Although the trend in case fatality on and off ART provides clear evidence of the influence of ART on TB case fatality for different CD4 count categories, this was an observational cohort analysis, and the case fatality data may have been subject to both survival bias and bias by indication. Early mortality during TB treatment could result in survival bias, which could inflate the case fatality rates of patients who did not start ART while bias by indication would result from a clinician's propensity to start the sicker patients on ART and could result in increased case fatality on ART. There were insufficient variables in the routine data for us to adjust the analysis for either of these potential biases.
A further limitation of the study was that the program registered a relatively high default rate. True outcomes for these patients could not be determined, and the default rate may have concealed a higher case fatality rate. However, in contrast to the case fatality analysis, in the default analysis there was no association between default and CD4 count categories for the HIV-positive patients indicating that default was unlikely to be due to unascertained mortality during TB treatment.
As many of the TB clinics did not provide ART, the recording of ART data occurred through patient history for some patients and may not have been as rigorously captured as the TB data. ART data also did not include ART start dates, so although the positive influence of ART on mortality was clearly shown in the multivariate analysis, the influence of the timing of the start of ART could not be determined.
Despite these limitations, this study has provided insight into HIV testing and HIV prevalence rates, the CD4 count distribution, and case fatality in a very large TB treatment program. Because of the comprehensive CD4 data, our study was able to stratify patients both by ART status and CD4 count categories. This provided excellent data on case fatality for patients on and off ART at various CD4 count categories.

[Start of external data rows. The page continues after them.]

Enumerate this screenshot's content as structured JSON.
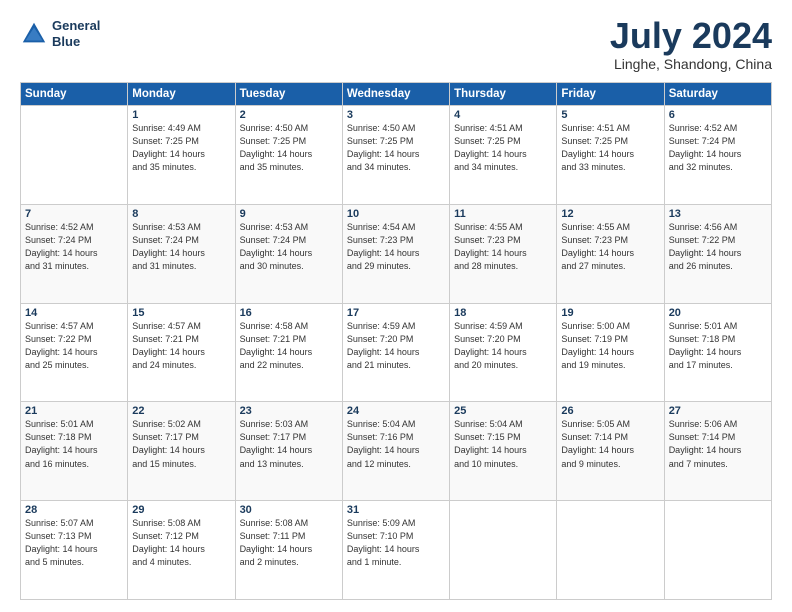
{
  "header": {
    "logo_line1": "General",
    "logo_line2": "Blue",
    "month_year": "July 2024",
    "location": "Linghe, Shandong, China"
  },
  "weekdays": [
    "Sunday",
    "Monday",
    "Tuesday",
    "Wednesday",
    "Thursday",
    "Friday",
    "Saturday"
  ],
  "weeks": [
    [
      {
        "day": "",
        "info": ""
      },
      {
        "day": "1",
        "info": "Sunrise: 4:49 AM\nSunset: 7:25 PM\nDaylight: 14 hours\nand 35 minutes."
      },
      {
        "day": "2",
        "info": "Sunrise: 4:50 AM\nSunset: 7:25 PM\nDaylight: 14 hours\nand 35 minutes."
      },
      {
        "day": "3",
        "info": "Sunrise: 4:50 AM\nSunset: 7:25 PM\nDaylight: 14 hours\nand 34 minutes."
      },
      {
        "day": "4",
        "info": "Sunrise: 4:51 AM\nSunset: 7:25 PM\nDaylight: 14 hours\nand 34 minutes."
      },
      {
        "day": "5",
        "info": "Sunrise: 4:51 AM\nSunset: 7:25 PM\nDaylight: 14 hours\nand 33 minutes."
      },
      {
        "day": "6",
        "info": "Sunrise: 4:52 AM\nSunset: 7:24 PM\nDaylight: 14 hours\nand 32 minutes."
      }
    ],
    [
      {
        "day": "7",
        "info": "Sunrise: 4:52 AM\nSunset: 7:24 PM\nDaylight: 14 hours\nand 31 minutes."
      },
      {
        "day": "8",
        "info": "Sunrise: 4:53 AM\nSunset: 7:24 PM\nDaylight: 14 hours\nand 31 minutes."
      },
      {
        "day": "9",
        "info": "Sunrise: 4:53 AM\nSunset: 7:24 PM\nDaylight: 14 hours\nand 30 minutes."
      },
      {
        "day": "10",
        "info": "Sunrise: 4:54 AM\nSunset: 7:23 PM\nDaylight: 14 hours\nand 29 minutes."
      },
      {
        "day": "11",
        "info": "Sunrise: 4:55 AM\nSunset: 7:23 PM\nDaylight: 14 hours\nand 28 minutes."
      },
      {
        "day": "12",
        "info": "Sunrise: 4:55 AM\nSunset: 7:23 PM\nDaylight: 14 hours\nand 27 minutes."
      },
      {
        "day": "13",
        "info": "Sunrise: 4:56 AM\nSunset: 7:22 PM\nDaylight: 14 hours\nand 26 minutes."
      }
    ],
    [
      {
        "day": "14",
        "info": "Sunrise: 4:57 AM\nSunset: 7:22 PM\nDaylight: 14 hours\nand 25 minutes."
      },
      {
        "day": "15",
        "info": "Sunrise: 4:57 AM\nSunset: 7:21 PM\nDaylight: 14 hours\nand 24 minutes."
      },
      {
        "day": "16",
        "info": "Sunrise: 4:58 AM\nSunset: 7:21 PM\nDaylight: 14 hours\nand 22 minutes."
      },
      {
        "day": "17",
        "info": "Sunrise: 4:59 AM\nSunset: 7:20 PM\nDaylight: 14 hours\nand 21 minutes."
      },
      {
        "day": "18",
        "info": "Sunrise: 4:59 AM\nSunset: 7:20 PM\nDaylight: 14 hours\nand 20 minutes."
      },
      {
        "day": "19",
        "info": "Sunrise: 5:00 AM\nSunset: 7:19 PM\nDaylight: 14 hours\nand 19 minutes."
      },
      {
        "day": "20",
        "info": "Sunrise: 5:01 AM\nSunset: 7:18 PM\nDaylight: 14 hours\nand 17 minutes."
      }
    ],
    [
      {
        "day": "21",
        "info": "Sunrise: 5:01 AM\nSunset: 7:18 PM\nDaylight: 14 hours\nand 16 minutes."
      },
      {
        "day": "22",
        "info": "Sunrise: 5:02 AM\nSunset: 7:17 PM\nDaylight: 14 hours\nand 15 minutes."
      },
      {
        "day": "23",
        "info": "Sunrise: 5:03 AM\nSunset: 7:17 PM\nDaylight: 14 hours\nand 13 minutes."
      },
      {
        "day": "24",
        "info": "Sunrise: 5:04 AM\nSunset: 7:16 PM\nDaylight: 14 hours\nand 12 minutes."
      },
      {
        "day": "25",
        "info": "Sunrise: 5:04 AM\nSunset: 7:15 PM\nDaylight: 14 hours\nand 10 minutes."
      },
      {
        "day": "26",
        "info": "Sunrise: 5:05 AM\nSunset: 7:14 PM\nDaylight: 14 hours\nand 9 minutes."
      },
      {
        "day": "27",
        "info": "Sunrise: 5:06 AM\nSunset: 7:14 PM\nDaylight: 14 hours\nand 7 minutes."
      }
    ],
    [
      {
        "day": "28",
        "info": "Sunrise: 5:07 AM\nSunset: 7:13 PM\nDaylight: 14 hours\nand 5 minutes."
      },
      {
        "day": "29",
        "info": "Sunrise: 5:08 AM\nSunset: 7:12 PM\nDaylight: 14 hours\nand 4 minutes."
      },
      {
        "day": "30",
        "info": "Sunrise: 5:08 AM\nSunset: 7:11 PM\nDaylight: 14 hours\nand 2 minutes."
      },
      {
        "day": "31",
        "info": "Sunrise: 5:09 AM\nSunset: 7:10 PM\nDaylight: 14 hours\nand 1 minute."
      },
      {
        "day": "",
        "info": ""
      },
      {
        "day": "",
        "info": ""
      },
      {
        "day": "",
        "info": ""
      }
    ]
  ]
}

This study showed a relatively poor uptake of ART among severely immune-compromised TB patients and a marked survival benefit of ART at low CD4 counts. Patients with CD4 counts <350 cells per cubic millimeter were shown to clearly benefit from ART during TB treatment, and ART initiation should be prioritized for this category of patients. Although this study did not show a decrease in TB case fatality in patients starting ART with CD4 counts >350 cells per cubic millimeter, the duration of the study was restricted to the period of TB treatment, and our findings do not preclude a potential long-term survival benefit of starting all patients on ART during TB treatment.
This study was performed in collaboration with Cape Town City Health Directorate, who provided access to the data they routinely collect to monitor the primary care TB treatment program.